Only in the rarest cases will you have in your hand, in addition to Tarock XVII and Tarock XVIII, all the higher Tarocks, i.e. XIX, XX, XXI, and the Sküs. Then, without a hitch, you play Tarock XVII, saying at the same time "Ross!", take the trick, and then play Tarock XVIII with the word "Topschin!"
If you are missing some high cards, things get exciting. If you have only Tarock XIX and Tarock XXI in your hand in addition to Tarock XVII and Tarock XVIII, your opponent will keep Tarock XX and the Sküs for as long as possible, in order to prevent the Rostopschin. If you have more Tarocks than your opponent, you will perhaps also achieve your goal by running him out of Tarocks. At any rate, you have nothing to lose, because if you see that your opponent is going to capture Tarock XVII or Tarock XVIII, you can you nevertheless play the two cards and simply abstain from saying "Ross!" and "Topschin!" Thus no Rostopschin is played, and you also can't lose it.
If the disposition of all high Tarocks up to the Sküs is already known, and it is already clear to you that you have won the game, it is worthwhile to sacrifice the Mond. You play the Mond out, and hope that your opponent will capture it with the Sküs, in the belief that he will change the course of the game. But the game is already lost anyhow, and now Rostopschin must be paid in addition. Naturally you may use the Mond-sacrifice tactic only if you have already brought home the Pagat, since otherwise your opponent would win the unannounced Trull.
Experienced Strohmann-Tarockierer keep Tarock II and Tarock III anyhow, not only in order to get the opponent to play Tarocks, but also in case the unannounced Uhu or the unannounced Kakadu is possible. Mind you, even if one avoids all errors of oversight perfectly, these two unannounced bonuses can only be won by a hand extremely strong in Tarocks.
If a player has neglected to follow suit or to trump a card from a suit he doesn't possess with a Tarock, this constitutes "Renonce," as in all other Tarock games, and the opponent wins the game and all bonuses realized so far, without having to play any further. The player who committed Renonce, may not score the bonuses he has realized so far. In addition, the opponent can require that play continue and be corrected, so as to preserve his chance for additional bonuses such as the Grammel-Punkt.
The rule in Strohmann-Tarock is that it does not constitute Renonce if one takes a trick with a Tarock, even though one has the appropriate suit exposed in the Strohmänner. Since the opponent also sees the exposed cards, fairness requires that he point out the error at once and require that it be corrected. The error itself remains without sanction.

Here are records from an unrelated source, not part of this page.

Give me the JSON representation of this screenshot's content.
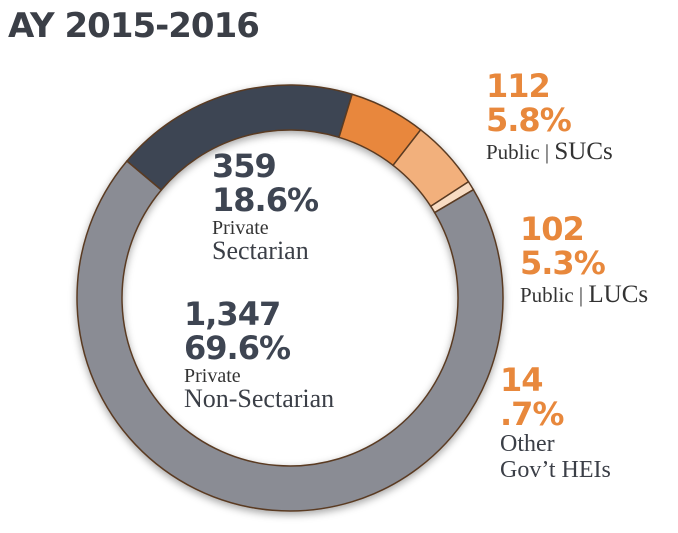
{
  "title": "AY 2015-2016",
  "chart_data": {
    "type": "pie",
    "style": "donut",
    "slices": [
      {
        "count": "359",
        "percent": "18.6%",
        "value": 18.6,
        "line1": "Private",
        "line2": "Sectarian",
        "color": "#3e4552"
      },
      {
        "count": "112",
        "percent": "5.8%",
        "value": 5.8,
        "line1": "Public",
        "line2": "SUCs",
        "color": "#e8873c"
      },
      {
        "count": "102",
        "percent": "5.3%",
        "value": 5.3,
        "line1": "Public",
        "line2": "LUCs",
        "color": "#f2b07b"
      },
      {
        "count": "14",
        "percent": ".7%",
        "value": 0.7,
        "line1": "Other",
        "line2": "Gov’t HEIs",
        "color": "#f8dcc3"
      },
      {
        "count": "1,347",
        "percent": "69.6%",
        "value": 69.6,
        "line1": "Private",
        "line2": "Non-Sectarian",
        "color": "#8a8c94"
      }
    ],
    "start_angle_deg": -50
  }
}
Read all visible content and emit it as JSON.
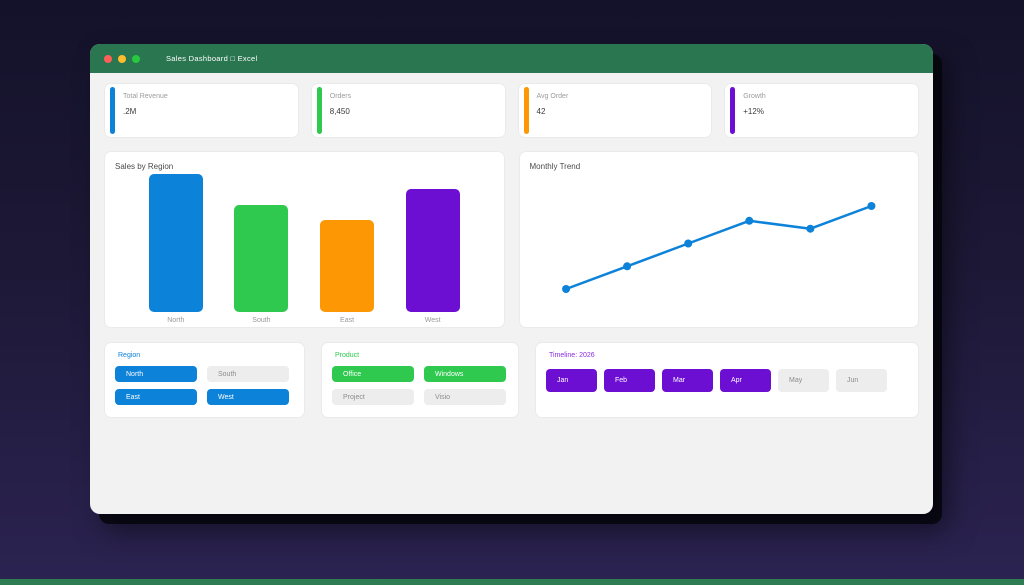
{
  "window": {
    "title": "Sales Dashboard □ Excel",
    "titlebar_color": "#2a7650",
    "controls": {
      "close_color": "#ff5f57",
      "minimize_color": "#febc2e",
      "maximize_color": "#28c840"
    }
  },
  "kpis": [
    {
      "label": "Total Revenue",
      "value": ".2M",
      "accent": "#0d82d9"
    },
    {
      "label": "Orders",
      "value": "8,450",
      "accent": "#2ec94e"
    },
    {
      "label": "Avg Order",
      "value": "42",
      "accent": "#fd9704"
    },
    {
      "label": "Growth",
      "value": "+12%",
      "accent": "#6d0ed3"
    }
  ],
  "chart_data": [
    {
      "type": "bar",
      "title": "Sales by Region",
      "categories": [
        "North",
        "South",
        "East",
        "West"
      ],
      "values": [
        450,
        350,
        300,
        400
      ],
      "colors": [
        "#0d82d9",
        "#2ec94e",
        "#fd9704",
        "#6d0ed3"
      ],
      "ylim": [
        0,
        450
      ],
      "grid": false,
      "legend": false,
      "axis_tick_labels_shown": false
    },
    {
      "type": "line",
      "title": "Monthly Trend",
      "x": [
        1,
        2,
        3,
        4,
        5,
        6
      ],
      "values": [
        100,
        120,
        140,
        160,
        153,
        173
      ],
      "color": "#0d82d9",
      "markers": true,
      "grid": false,
      "legend": false,
      "axis_tick_labels_shown": false
    }
  ],
  "slicers": [
    {
      "title": "Region",
      "title_color": "#0d82d9",
      "accent": "#0d82d9",
      "options": [
        {
          "label": "North",
          "selected": true
        },
        {
          "label": "South",
          "selected": false
        },
        {
          "label": "East",
          "selected": true
        },
        {
          "label": "West",
          "selected": true
        }
      ]
    },
    {
      "title": "Product",
      "title_color": "#2ec94e",
      "accent": "#2ec94e",
      "options": [
        {
          "label": "Office",
          "selected": true
        },
        {
          "label": "Windows",
          "selected": true
        },
        {
          "label": "Project",
          "selected": false
        },
        {
          "label": "Visio",
          "selected": false
        }
      ]
    },
    {
      "title": "Timeline: 2026",
      "title_color": "#8a2be2",
      "accent": "#6d0ed3",
      "options": [
        {
          "label": "Jan",
          "selected": true
        },
        {
          "label": "Feb",
          "selected": true
        },
        {
          "label": "Mar",
          "selected": true
        },
        {
          "label": "Apr",
          "selected": true
        },
        {
          "label": "May",
          "selected": false
        },
        {
          "label": "Jun",
          "selected": false
        }
      ]
    }
  ],
  "page": {
    "footer_bar_color": "#2e7d52"
  }
}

The penalty for a misdeal is 1 game point (2 game points during a doubled round after a draw or tie).
Each player has the right to inspect the trick just taken by his opponent. In most circles it is also permissible for a player to look at his own tricks again during a game, but this "Nachwassern" (going back over again) is considered undignified.
If a player in Strohmann-Tarock has inadvertently played 2 cards, then he can take back one of the two cards. Here the principle is that each player is at liberty to betray information about his own hand and thereby to hurt himself.